Accueillir la présence de l’Esprit Saint, je sais que votre communauté franciscaine qui fait partie du grand courant dans l’Eglise appelé le Renouveau dans l’Esprit, le mouvement charismatique, aura à coeur de le faire.

Enfin, votre communauté franciscaine, en fils de St François, sait que le contenu de l’évangélisation, c’est la fraternité, comme vient de nous le rappeler notre pape François, dans sa dernière encyclique Fratelli tutti.

Frères et soeurs, pendant l’offertoire se tiendra la quête ; c’est un acte de fraternité. Elle sera versée au profit des Œuvres Pontificales Missionnaires, à 50% de son montant. Le reste à la paroisse, et vous savez combien c’est important car le confinement a coûté très cher aux paroisses. Les OPM, les Oeuvres Pontificales Missionnaires sont l’organisme qui permet au Pape d’aider les diocèse des pays de mission. C’est pourquoi le pape parle de cette quête à la fin de son message : « Célébrer la Journée Missionnaire Mondiale signifie aussi réaffirmer comment la prière, la réflexion et l’aide matérielle de vos offrandes sont une opportunité permettant de participer activement à la mission de Jésus dans son Eglise. »
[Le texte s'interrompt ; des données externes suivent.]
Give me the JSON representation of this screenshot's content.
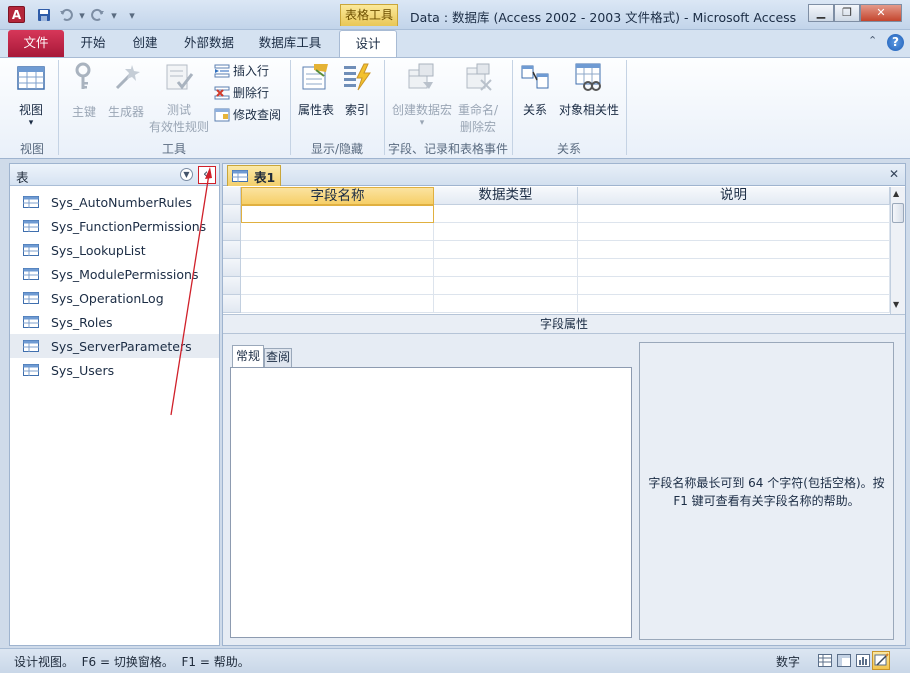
{
  "window": {
    "app_logo": "A",
    "title": "Data : 数据库 (Access 2002 - 2003 文件格式)  -  Microsoft Access",
    "context_tab": "表格工具",
    "minimize": "▁",
    "restore": "❐",
    "close": "✕"
  },
  "quick_access": {
    "save": "save-icon",
    "undo": "undo-icon",
    "redo": "redo-icon",
    "customize": "▾"
  },
  "tabs": [
    {
      "label": "文件"
    },
    {
      "label": "开始"
    },
    {
      "label": "创建"
    },
    {
      "label": "外部数据"
    },
    {
      "label": "数据库工具"
    },
    {
      "label": "设计"
    }
  ],
  "ribbon": {
    "view_group": {
      "view": "视图",
      "label": "视图"
    },
    "tools_group": {
      "primary_key": "主键",
      "builder": "生成器",
      "test_line1": "测试",
      "test_line2": "有效性规则",
      "insert_row": "插入行",
      "delete_row": "删除行",
      "modify_lookup": "修改查阅",
      "label": "工具"
    },
    "showhide_group": {
      "property_sheet": "属性表",
      "indexes": "索引",
      "label": "显示/隐藏"
    },
    "events_group": {
      "create_macro": "创建数据宏",
      "rename_line1": "重命名/",
      "rename_line2": "删除宏",
      "label": "字段、记录和表格事件"
    },
    "relations_group": {
      "relationships": "关系",
      "dependencies": "对象相关性",
      "label": "关系"
    }
  },
  "nav_pane": {
    "title": "表",
    "collapse": "«",
    "items": [
      {
        "label": "Sys_AutoNumberRules"
      },
      {
        "label": "Sys_FunctionPermissions"
      },
      {
        "label": "Sys_LookupList"
      },
      {
        "label": "Sys_ModulePermissions"
      },
      {
        "label": "Sys_OperationLog"
      },
      {
        "label": "Sys_Roles"
      },
      {
        "label": "Sys_ServerParameters"
      },
      {
        "label": "Sys_Users"
      }
    ],
    "selected_index": 6
  },
  "document": {
    "tab_label": "表1",
    "close": "✕",
    "columns": [
      "字段名称",
      "数据类型",
      "说明"
    ],
    "field_properties_title": "字段属性",
    "property_tabs": [
      "常规",
      "查阅"
    ],
    "help_text": "字段名称最长可到 64 个字符(包括空格)。按 F1 键可查看有关字段名称的帮助。"
  },
  "status_bar": {
    "text": "设计视图。  F6 = 切换窗格。  F1 = 帮助。",
    "numlock": "数字"
  },
  "colors": {
    "file_tab": "#c3244a",
    "context_tab": "#f0cf60",
    "ribbon_bg": "#e9f0f9",
    "annotation_arrow": "#d0202a"
  }
}
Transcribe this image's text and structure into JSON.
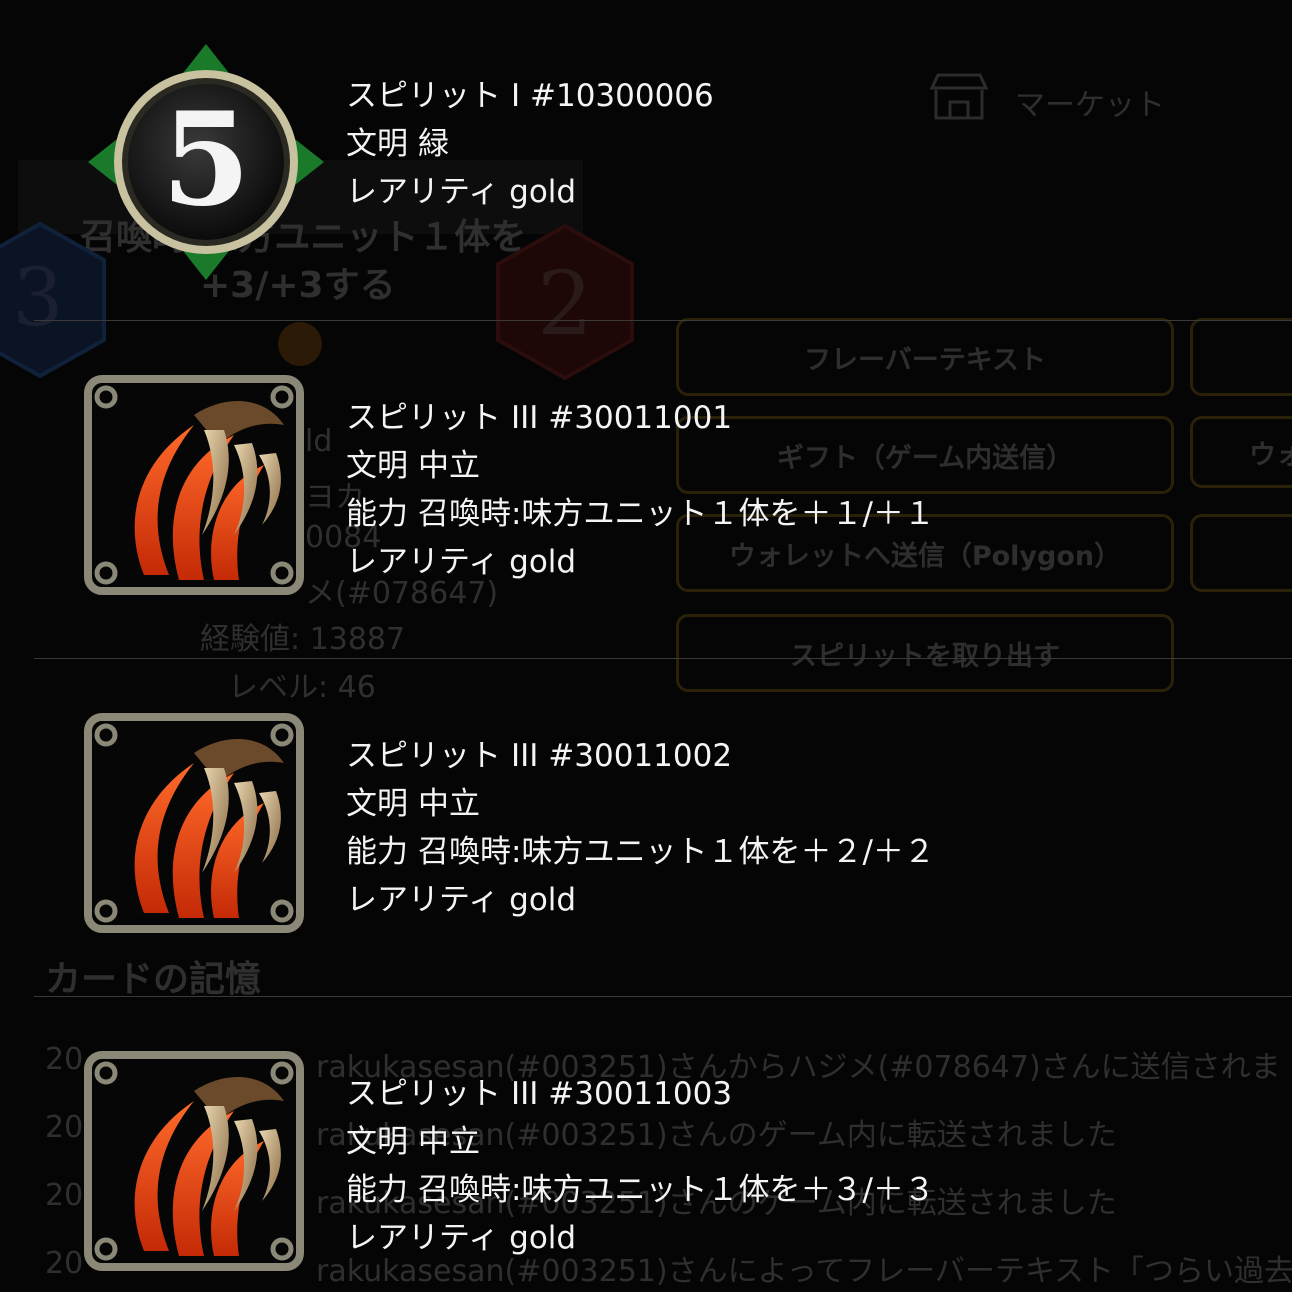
{
  "background": {
    "nav_market": "マーケット",
    "banner_text_1": "召喚時:味方ユニット１体を",
    "banner_text_2": "+3/+3する",
    "cost_left": "3",
    "cost_right": "2",
    "buttons": [
      "フレーバーテキスト",
      "ギフト（ゲーム内送信）",
      "ウォレットへ送信（Polygon）",
      "スピリットを取り出す"
    ],
    "side_buttons": [
      "",
      "ウォ",
      ""
    ],
    "owner_partial": [
      "ld",
      "ヨカ",
      "0084",
      "メ(#078647)"
    ],
    "exp": "経験値: 13887",
    "level": "レベル: 46",
    "section_title": "カードの記憶",
    "history": [
      {
        "date": "20",
        "text": "rakukasesan(#003251)さんからハジメ(#078647)さんに送信されま"
      },
      {
        "date": "20",
        "text": "rakukasesan(#003251)さんのゲーム内に転送されました"
      },
      {
        "date": "20",
        "text": "rakukasesan(#003251)さんのゲーム内に転送されました"
      },
      {
        "date": "20",
        "text": "rakukasesan(#003251)さんによってフレーバーテキスト「つらい過去"
      }
    ]
  },
  "spirits": [
    {
      "icon": "cost-5-medallion-icon",
      "cost_number": "5",
      "name_label": "スピリット",
      "name_value": "I #10300006",
      "civ_label": "文明",
      "civ_value": "緑",
      "ability_label": "",
      "ability_value": "",
      "rarity_label": "レアリティ",
      "rarity_value": "gold"
    },
    {
      "icon": "claw-icon",
      "name_label": "スピリット",
      "name_value": "III #30011001",
      "civ_label": "文明",
      "civ_value": "中立",
      "ability_label": "能力",
      "ability_value": "召喚時:味方ユニット１体を＋１/＋１",
      "rarity_label": "レアリティ",
      "rarity_value": "gold"
    },
    {
      "icon": "claw-icon",
      "name_label": "スピリット",
      "name_value": "III #30011002",
      "civ_label": "文明",
      "civ_value": "中立",
      "ability_label": "能力",
      "ability_value": "召喚時:味方ユニット１体を＋２/＋２",
      "rarity_label": "レアリティ",
      "rarity_value": "gold"
    },
    {
      "icon": "claw-icon",
      "name_label": "スピリット",
      "name_value": "III #30011003",
      "civ_label": "文明",
      "civ_value": "中立",
      "ability_label": "能力",
      "ability_value": "召喚時:味方ユニット１体を＋３/＋３",
      "rarity_label": "レアリティ",
      "rarity_value": "gold"
    }
  ]
}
Je voudrais terminer cette homélie en remerciant l’équipe sacerdotale à qui vous succédez. Le père Pierre Fournier est rentré à Gap pour se reposer de sa première cure de chimiothérapie. Nous continuons à rendre grâce à Dieu pour ce qu’il vous a apporté comme curé. Il a été bien secondé par les pères Marius Chevallier et Jean-Baptiste Rougny. Merci à eux. Merci au père Jean-Baptiste et au père André Girier, qui sont nommés prêtre auxiliaires, pour aider l’équipe des franciscains.

Chers paroissiens, vous avez une belle équipe de frères et de pères ! Remercions le Seigneur en silence. Amen.